For a bit of a change - an endurance training session. “This can’t be too difficult, like a hack in fast trot,” I tell Harry. How wrong can you be?

We arrive at the car park on top of the common and it’s windy, very windy. There have been two pupils before us, with very big horses. The trainer straps a heart rate monitor to each horse, and tells their riders to go off for a play.

Well, their heart rates must have gone sky high! One rider came back without her horse: he had spooked and she’d taken a tumble. The other horse and rider returned safely, but he kept backing rapidly around the car park. A bull terrier with a massive studded breastplate keep erupting from a camper van, making us all jump. And horror, the riderless horse had disappeared on goodness knows how many thousands of acres of common.

Harry and I, and Kelly and Alvito (Horse&Rider’s Website Editor and her horse) make a pathetic attempt at finding him, but he’s gone without trace. The trainer and owner finally track him down: he has crossed a really fast road and is halfway home when someone caught and stabled him. Phew, reprieve!

So Kelly and I have a go at endurance, both a bit spooked now, too. Harry stands like a rock while the monitor is strapped on, but his heart rate shoots up – interesting, perhaps he thinks it’s the vet! Alvito leaves the car park and Harry’s heart stays hammering away while we follow them at some distance at a brisk clip.

WHAM! Harry slams the brakes on as a red deer pops out in front of him. Thank goodness, he keeps his head up so I don’t fall of, and we proceed. EEK! Kelly appears at gallop behind us (she must have been on a parallel track) – she has seen a pervert in the bushes!

We proceed together, post haste, and meet up with the trainer, where she shows us how to use ‘slosh bottles’ to cool our horses – so that’s what fabric conditioner bottles are really for! Harry loves this, Alvito doesn’t.
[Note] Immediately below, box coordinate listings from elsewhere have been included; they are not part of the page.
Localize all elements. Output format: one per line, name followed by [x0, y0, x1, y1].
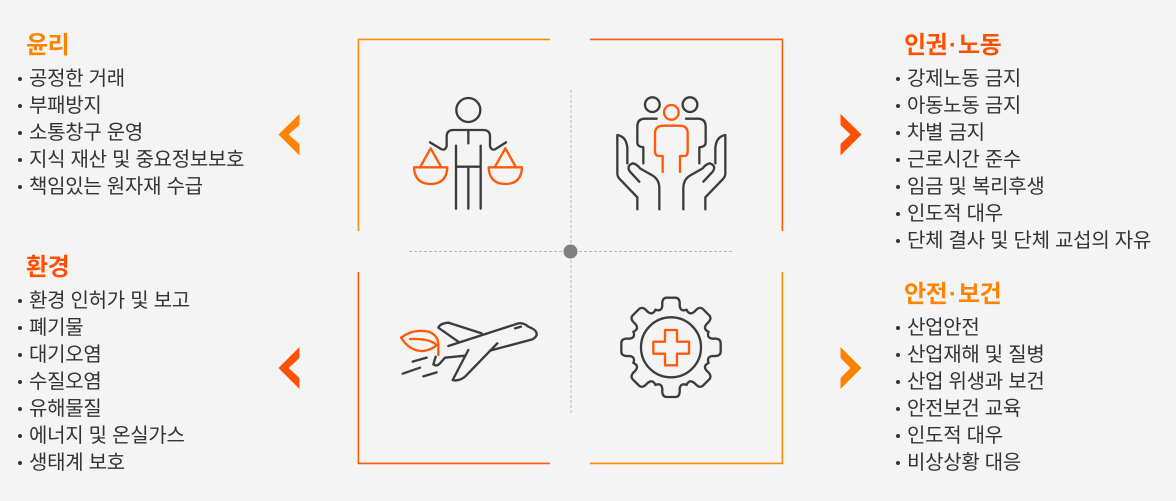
- list: environment: 수질오염: [29, 371, 102, 393]
- list: environment: 폐기물: [29, 317, 83, 339]
- heading: human rights and labor: 인권·노동: [904, 32, 1001, 59]
- heading: ethics: 윤리: [26, 32, 69, 59]
- frame corners: [358, 39, 782, 463]
- list: environment: 생태계 보호: [29, 452, 125, 474]
- list: human rights and labor: 근로시간 준수: [907, 149, 1021, 171]
- list: human rights and labor: 단체 결사 및 단체 교섭의 자유: [907, 230, 1151, 252]
- list: ethics: [18, 68, 244, 198]
- arrow: ethics: [278, 114, 300, 156]
- list: safety and health: 인도적 대우: [907, 425, 1003, 447]
- list: human rights and labor: 아동노동 금지: [907, 95, 1021, 117]
- list: ethics: 부패방지: [29, 95, 102, 117]
- arrow: environment: [278, 347, 300, 389]
- center crosshair: [409, 90, 732, 413]
- list: safety and health: 비상상황 대응: [907, 452, 1021, 474]
- list: environment: 대기오염: [29, 344, 102, 366]
- list: safety and health: 산업안전: [907, 317, 980, 339]
- list: human rights and labor: 강제노동 금지: [907, 68, 1021, 90]
- list: safety and health: 산업재해 및 질병: [907, 344, 1044, 366]
- icon: gear with medical cross: [621, 298, 721, 397]
- arrow: human rights and labor: [840, 114, 862, 156]
- heading: environment: 환경: [26, 254, 69, 281]
- list: safety and health: 안전보건 교육: [907, 398, 1021, 420]
- list: safety and health: 산업 위생과 보건: [907, 371, 1044, 393]
- list: human rights and labor: 임금 및 복리후생: [907, 176, 1044, 198]
- list: ethics: 지식 재산 및 중요정보보호: [29, 149, 244, 171]
- icon: person with scales: [414, 98, 522, 209]
- list: environment: 환경 인허가 및 보고: [29, 290, 190, 312]
- icon: people in hands: [617, 97, 725, 209]
- list: ethics: 책임있는 원자재 수급: [29, 176, 203, 198]
- list: human rights and labor: [896, 68, 1151, 252]
- list: human rights and labor: 인도적 대우: [907, 203, 1003, 225]
- heading: safety and health: 안전·보건: [904, 281, 1001, 308]
- list: ethics: 공정한 거래: [29, 68, 125, 90]
- list: environment: 에너지 및 온실가스: [29, 425, 185, 447]
- list: human rights and labor: 차별 금지: [907, 122, 985, 144]
- list: ethics: 소통창구 운영: [29, 122, 143, 144]
- icon: airplane with leaf: [401, 323, 537, 380]
- list: environment: 유해물질: [29, 398, 102, 420]
- list: safety and health: [896, 317, 1044, 474]
- arrow: safety and health: [840, 347, 862, 389]
- list: environment: [18, 290, 190, 474]
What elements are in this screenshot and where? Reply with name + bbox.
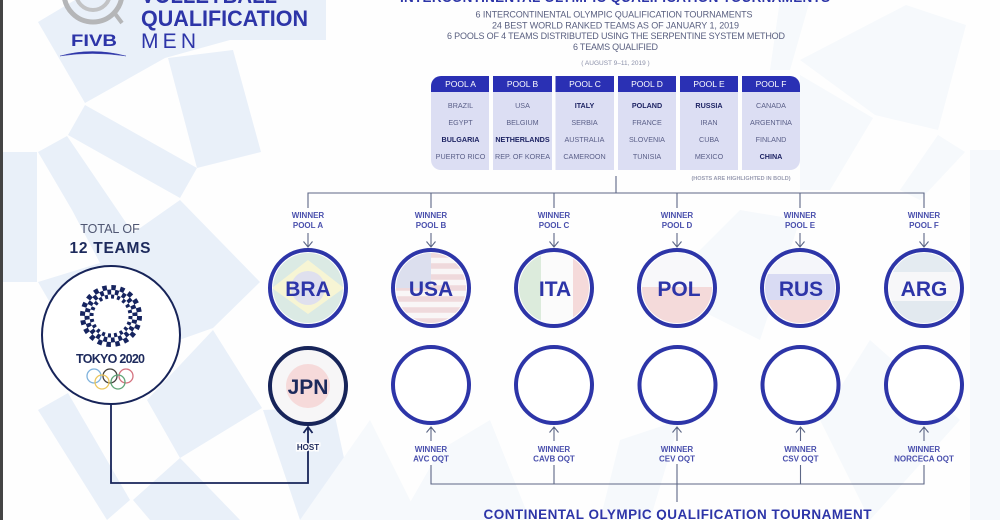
pool D: POLAND <box>632 101 662 110</box>
team: Japan host <box>270 348 346 424</box>
pool E: POOL E <box>693 79 725 89</box>
pool F: FINLAND <box>756 135 786 144</box>
pool C: AUSTRALIA <box>565 135 605 144</box>
pool E: RUSSIA <box>695 101 723 110</box>
icon: Tokyo emblem <box>82 288 140 344</box>
pool B: POOL B <box>507 79 538 89</box>
pool C: CAMEROON <box>563 152 606 161</box>
logo: FIVB <box>60 0 126 56</box>
bracket: continental winners <box>426 427 928 502</box>
pool winner labels: POOL F <box>909 221 939 230</box>
pool B: NETHERLANDS <box>495 135 550 144</box>
total heading <box>70 222 150 257</box>
tournament description: 6 POOLS OF 4 TEAMS DISTRIBUTED USING THE SERPENTINE SYSTEM METHOD <box>447 31 786 41</box>
pool C: POOL C <box>569 79 601 89</box>
pool winner labels: WINNER <box>908 211 940 220</box>
pool A: EGYPT <box>448 118 473 127</box>
pool C: SERBIA <box>571 118 598 127</box>
team: Brazil <box>270 250 346 326</box>
connector: host line <box>111 404 312 483</box>
total heading: TOTAL OF <box>80 222 140 236</box>
team: Italy: ITA <box>539 278 571 301</box>
pool winner labels: POOL A <box>293 221 323 230</box>
continental winner labels: NORCECA OQT <box>894 454 954 464</box>
total heading: 12 TEAMS <box>70 240 150 257</box>
empty slots for continental winners <box>393 347 962 423</box>
pools table <box>431 76 800 170</box>
continental winner labels: AVC OQT <box>413 454 449 464</box>
pool A: BRAZIL <box>448 101 473 110</box>
continental winner labels: WINNER <box>538 445 570 454</box>
tournament description: 6 INTERCONTINENTAL OLYMPIC QUALIFICATION TOURNAMENTS <box>476 10 752 20</box>
pool B <box>493 76 552 170</box>
pool winner labels <box>292 211 940 230</box>
team: USA <box>393 250 469 326</box>
title <box>141 0 308 53</box>
pool winner labels: POOL C <box>539 221 569 230</box>
team: Argentina <box>886 250 962 326</box>
team: Italy <box>516 250 593 326</box>
pool C <box>556 76 614 170</box>
pool E: IRAN <box>700 118 718 127</box>
pool winner labels: WINNER <box>415 211 447 220</box>
pool A: POOL A <box>445 79 476 89</box>
pool winner labels: WINNER <box>784 211 816 220</box>
pool winner labels: WINNER <box>661 211 693 220</box>
continental winner labels: CSV OQT <box>782 454 819 464</box>
pool winner labels: WINNER <box>292 211 324 220</box>
pool winner labels: POOL E <box>785 221 816 230</box>
logo: FIVB: FIVB <box>71 32 117 50</box>
team: USA: USA <box>409 278 453 301</box>
tournament description: 6 TEAMS QUALIFIED <box>573 42 658 52</box>
team: Russia: RUS <box>779 278 823 301</box>
continental winner labels: WINNER <box>661 445 693 454</box>
continental winner labels: WINNER <box>415 445 447 454</box>
continental winner labels: WINNER <box>908 445 940 454</box>
left window edge <box>0 0 3 520</box>
hosts note: (HOSTS ARE HIGHLIGHTED IN BOLD) <box>691 176 791 182</box>
title: QUALIFICATION <box>141 6 308 31</box>
pool D: SLOVENIA <box>629 135 665 144</box>
host label: HOST <box>297 443 319 452</box>
team: Argentina: ARG <box>901 278 947 301</box>
pool B: USA <box>515 101 530 110</box>
pool F: CHINA <box>760 152 782 161</box>
pool F: POOL F <box>756 79 786 89</box>
pool winner labels: WINNER <box>538 211 570 220</box>
tournament description <box>447 10 786 52</box>
pool A: BULGARIA <box>442 135 479 144</box>
pool D: TUNISIA <box>633 152 661 161</box>
pool E: MEXICO <box>695 152 724 161</box>
pool B: REP. OF KOREA <box>495 152 550 161</box>
pool C: ITALY <box>575 101 594 110</box>
pool F <box>742 76 800 170</box>
date: ( AUGUST 9–11, 2019 ) <box>581 60 650 67</box>
pool E <box>680 76 738 170</box>
pool D: FRANCE <box>632 118 662 127</box>
pool A <box>431 76 489 170</box>
pool winner labels: POOL D <box>662 221 692 230</box>
pool F: ARGENTINA <box>750 118 792 127</box>
pool winner labels: POOL B <box>416 221 446 230</box>
pool D <box>618 76 676 170</box>
team: Brazil: BRA <box>285 278 331 301</box>
continental winner labels <box>413 445 954 464</box>
title: MEN <box>141 30 196 53</box>
pool F: CANADA <box>756 101 786 110</box>
bracket: pools to winners <box>304 176 928 247</box>
Tokyo 2020 badge <box>42 266 180 404</box>
continental winner labels: WINNER <box>784 445 817 454</box>
Tokyo 2020 badge: TOKYO 2020 <box>76 352 145 366</box>
team: Poland <box>639 250 715 326</box>
team: Poland: POL <box>657 278 701 301</box>
icon: Olympic rings <box>87 369 133 389</box>
team: Japan host: JPN <box>288 376 328 399</box>
pool D: POOL D <box>631 79 663 89</box>
team: Russia <box>762 250 838 326</box>
pool E: CUBA <box>699 135 719 144</box>
pool B: BELGIUM <box>506 118 539 127</box>
continental winner labels: CEV OQT <box>659 454 695 464</box>
tournament description: 24 BEST WORLD RANKED TEAMS AS OF JANUARY 1, 2019 <box>492 20 739 30</box>
pool A: PUERTO RICO <box>436 152 486 161</box>
continental winner labels: CAVB OQT <box>533 454 575 464</box>
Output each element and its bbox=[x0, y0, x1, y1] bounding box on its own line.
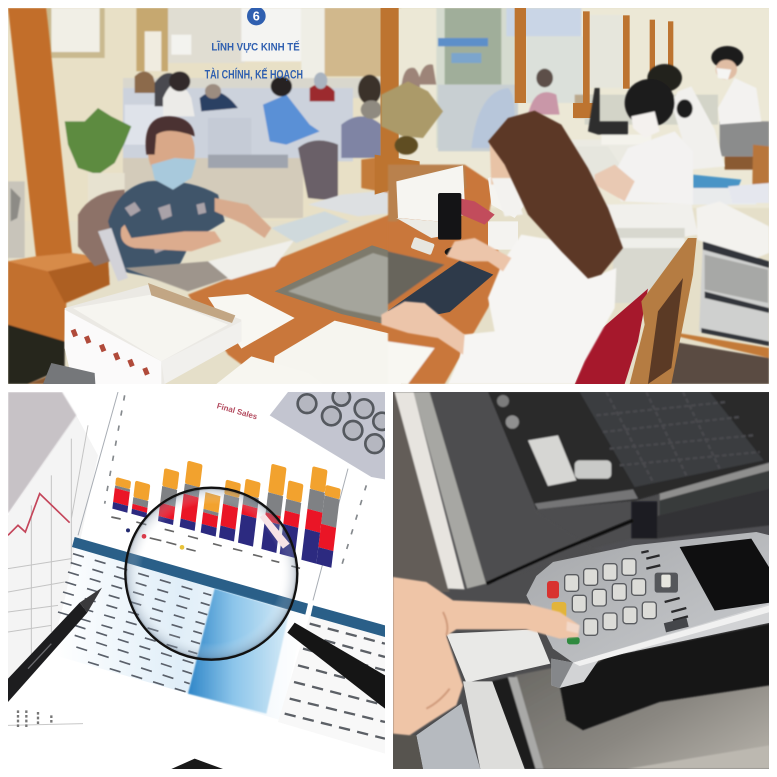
terminal base bbox=[560, 624, 770, 730]
seated customer bbox=[78, 116, 271, 281]
dried flower arrangement bbox=[381, 81, 443, 155]
background grid sheet bbox=[8, 415, 98, 685]
sheet fold and stray marks bbox=[8, 710, 223, 769]
clerk hair bbox=[488, 111, 623, 279]
counter posts bbox=[375, 8, 673, 195]
function buttons bbox=[641, 551, 689, 632]
back clerks bbox=[595, 46, 761, 205]
terminal screen bbox=[680, 539, 770, 611]
right side desk stacks bbox=[571, 88, 769, 384]
counter papers and top bbox=[125, 155, 401, 384]
the waiting visitors group is painted here bbox=[135, 71, 158, 93]
calculator bbox=[270, 388, 391, 479]
terminal silver case bbox=[526, 532, 770, 688]
left wood post and base bbox=[8, 8, 110, 384]
glass counter window bbox=[274, 246, 389, 324]
counter stand and phone bbox=[396, 165, 525, 257]
clerk face and mask bbox=[490, 141, 511, 185]
hand pressing key bbox=[393, 577, 580, 735]
clerk arms bbox=[446, 238, 511, 271]
counter pieces under hand bbox=[393, 681, 525, 769]
laptop body bbox=[488, 392, 770, 509]
the potted plant is painted here bbox=[65, 108, 131, 175]
grey metal strip bbox=[414, 392, 486, 589]
sign text: 6 bbox=[253, 10, 260, 24]
power cable bbox=[660, 463, 770, 516]
keypad bbox=[565, 559, 656, 635]
main data table bbox=[55, 537, 308, 720]
receipt paper bbox=[446, 629, 550, 683]
chart legend bbox=[111, 517, 300, 568]
chart axis bbox=[78, 392, 348, 600]
photo: financial charts under magnifier bbox=[8, 388, 391, 769]
post beside clerk bbox=[380, 8, 381, 156]
bottom right papers bbox=[271, 321, 401, 384]
sign text bbox=[205, 7, 303, 82]
right data table bbox=[284, 605, 385, 740]
table surface bbox=[515, 625, 770, 769]
coloured keys bbox=[547, 581, 580, 644]
chart title: Final Sales bbox=[216, 401, 259, 422]
magnifier lens bbox=[125, 487, 298, 660]
grey folded paper bbox=[8, 392, 76, 514]
chair bbox=[575, 238, 697, 384]
left backdrop bbox=[393, 392, 450, 592]
sign text: LĨNH VỰC KINH TẾ bbox=[211, 41, 300, 54]
stacked bar chart bbox=[112, 461, 341, 568]
chart scale labels bbox=[105, 395, 366, 572]
main clerk bbox=[381, 111, 623, 384]
sign text: TÀI CHÍNH, KẾ HOẠCH bbox=[205, 67, 303, 82]
main counter top bbox=[388, 165, 505, 384]
photo: card payment terminal bbox=[393, 392, 770, 769]
white strip bbox=[395, 392, 465, 589]
magnifier handle bbox=[287, 623, 385, 709]
small paper on counter bbox=[208, 294, 295, 349]
clerk shirt bbox=[448, 235, 616, 384]
photo: office service counter bbox=[8, 7, 771, 384]
keyboard bbox=[388, 260, 494, 314]
pen bbox=[8, 588, 102, 702]
white document box bbox=[43, 283, 241, 384]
We ride back together to the original car park, calming down quite a bit. We decide it’s not endurance riding that’s scary, just the circumstances that we encountered it in.

We’ll try a 12 endurance mile ride for starters: let’s hope the deer, bull terriers and perverts stay at home.

Friday, July 10, 2009

Harry and the sabre-toothed tiger

Harry is fantastic in traffic. Battered pick-up with rattling trailer spilling all sorts of junk, no problem. Long line of whirring bicycles, no problem. Massive tractor with claw-like attachment, no problem. However, when said claw-like attachment is left on the common, it’s a sabre-toothed tiger!!

Harry spots it from afar… “what the *%@$*!” His head is so high he could be a baby giraffe (he’s the right colour). His ears are so stiff they could have been starched. “Let’s just approach slowly,” I suggest. “No way, missus!” I persuade him forward. He offers the slowest possible mince, head swinging to give it one evil eye after the other, snorting like a grampus. We have a few pretty impressive full passes away from it – bet we couldn’t do them in a dressage test!

I turn Harry to face ‘the claw’, and he stamps his forefoot at it! Gives a deep, coughing stallion snort!! Harry is challenging the sabre-toothed tiger to a duel!!!

I take the safe option and give it a very wide berth. Unusually, it takes Harry some time to calm down. I offer him a mint, and he forces it down hurriedly whilst still keeping his body on Red Alert and his eyes out on stalks.

To this day, Harry is wary at the same place on the common : ‘Here Be Tygers!’

Monday, July 6, 2009

A week away

I have a week away in France, absolutely fabulous, but have put on about a stone thanks to gorgeous food and drink! Harry is ridden by my trainer a couple of times while I'm away to keep his hoof in. Apparently he was really good - he hasn't much choice, she's a fantastic rider!

He whinnies when I go to catch him, which is really sweet. He's got a very loud voice, and makes people jump out of their skin if they're standing right next to him. As always after a break, I'm amazed at how solid, alive and well, beautiful, Harry is in his stocky, powerful way.

We go out for a hack. It's hot, windy and a bit rainy. He seems very alert, but behaves impeccably. I had my back 'crunched' by a chiropractor before I went on holiday, which did it the world of good and now I feel absolutely great, cantering along in the sunshine.

It's good to be back on board - and Harry seems to agree!